Originally Published on forbes.com on August 4th,2011
Pamela Blass bought four items from Rite-Aid. They each cost $0.99 for a total of $3.96. They added $0.24 in sales tax. She then gave them 2 one dollar coupons. How she settled up the $2.20 balance is not stated in :
I suppose that it is not relevant. This was an appeal of a decision by a lower court. Ms Blass was accusing Rite-Aid of engaging in unfair and deceptive trade practices. That sounded pretty harsh to me. I mean I’m more of a CVS guy, but I’ve gotten nothing against Rite-Aid. The unfair and deceptive trade practice was that they charged her 12 cents extra sales tax. The sales tax should have been figured on the amount of the sale net of the coupons. Now this was an appeal and she was represented by counsel – for 12 cents. What is going on here ?

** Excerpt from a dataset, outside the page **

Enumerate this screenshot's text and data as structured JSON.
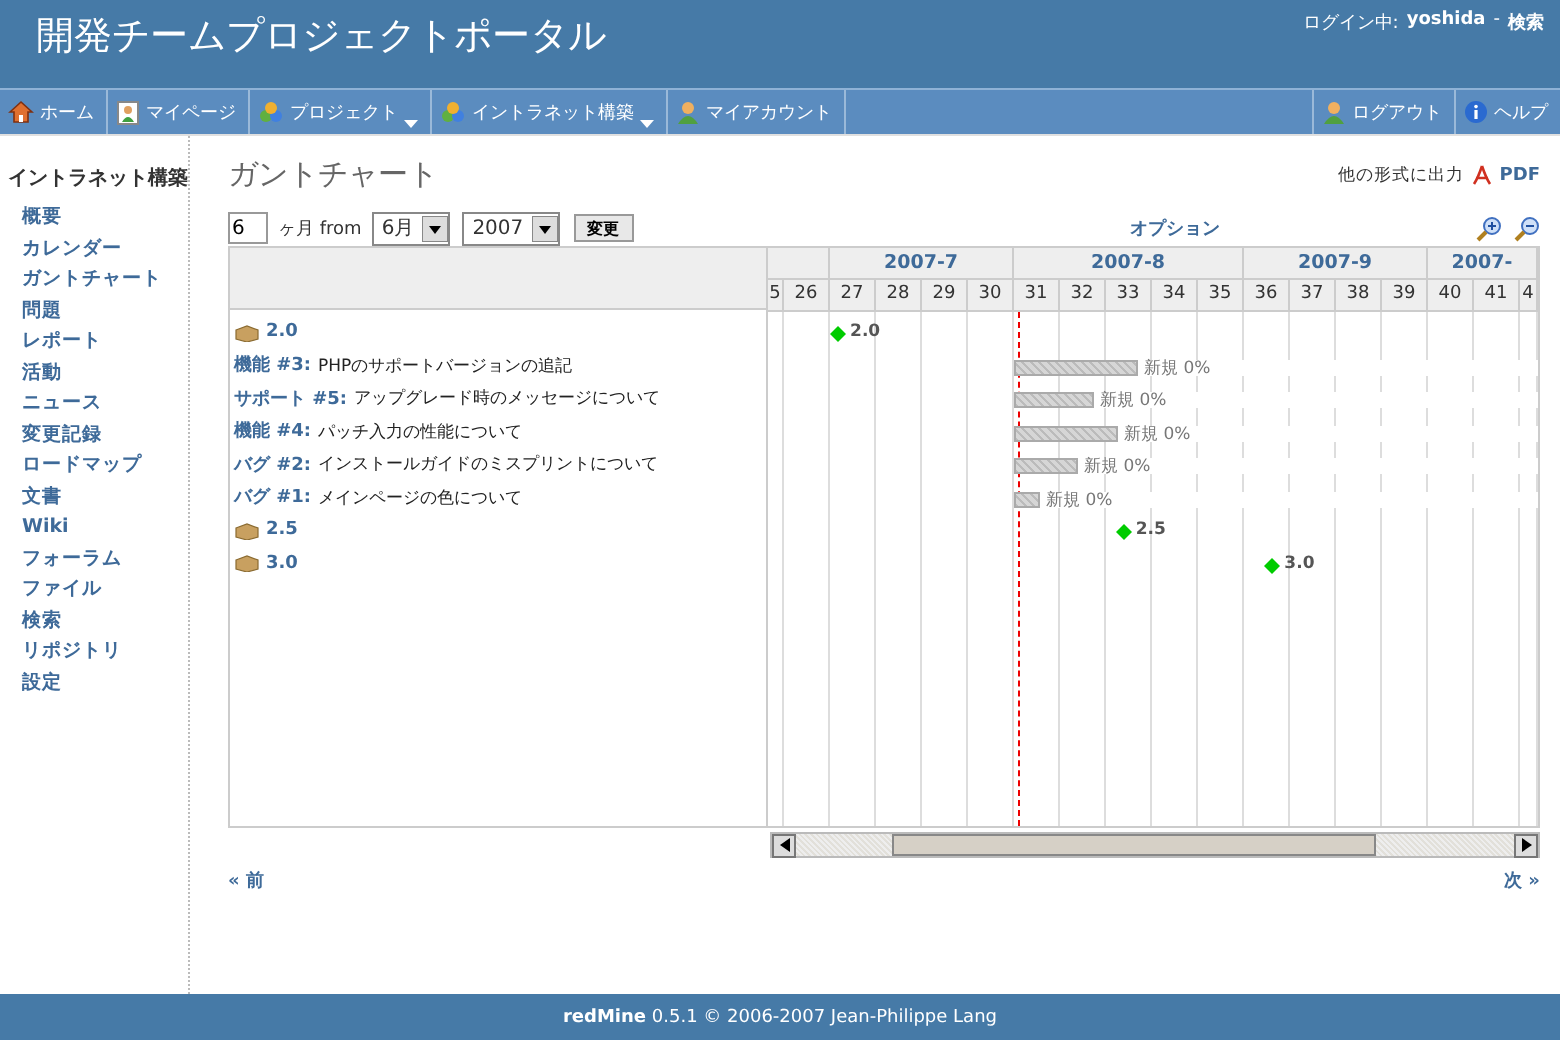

I’ve been casting my net a little wider in looking for tax gems and have started delving into state decisions. This is the first time I peeked in the Connecticut Court of Appeals and the most recent tax case, this one, was back in March. I could see why they would need a break after something like this. Now a big case like this, I figured maybe some other bloggers had picked up on this. Sure enough some had. Here is an example.
There is something else I noticed, though. In the case it was mentioned that it was not just her, but herself and similarly situated plaintiffs in a class action lawsuit. Now I am cautious about mixing people up. I did a post recently that could be viewed as unkind to Amway. One of the commenters while defendingAmway confused me with a Peter Reilly that had been accused of murdering his mother. Pamela Blass is a less common name so I think there is a good chance that this Pamela Blass is the one in the lawsuit – that is the Pamela Blass who is a legal assistant at the law firm of Stanger and Arnold LLP. Among their specialities are:
Consumer Class Actions
Stanger & Arnold, LLP’s attorneys have successfully litigated a number of consumer class actions and have been appointed by the courts to serve as class counsel. Representative cases include excessive and undisclosed late fees, retail sales overcharges, and violations of state consumer protection laws
Ms. Blass was represented by someone named Peter Van Dyke. There are quite a few of those, but I would not be shocked if it turned out that this Peter Van Dyke, an attorney with Stanger and Arnold LLP was the guy in this case. Would this whole thing look a little different if Ms. Blass in the course of heremployment for a law firm that did consumer class action lawsuits went into Rite Aid expecting to get overcharged $0.12 in sales tax so that there could be a class certified and a team of I don’t know what could start combing through Rite Aid’s register tapes as part of discovery?
As it turns out Ms. Blass had not exhausted her administrative remedies. Presumably Rite Aid had remitted her $0.12 to the state and she could have applied for a refund. That is what the trial court determined and the appelate court upheld. As I said maybe I’m as mixed up about the people as the Amway defender was about me, but I wouldn’t bet that way.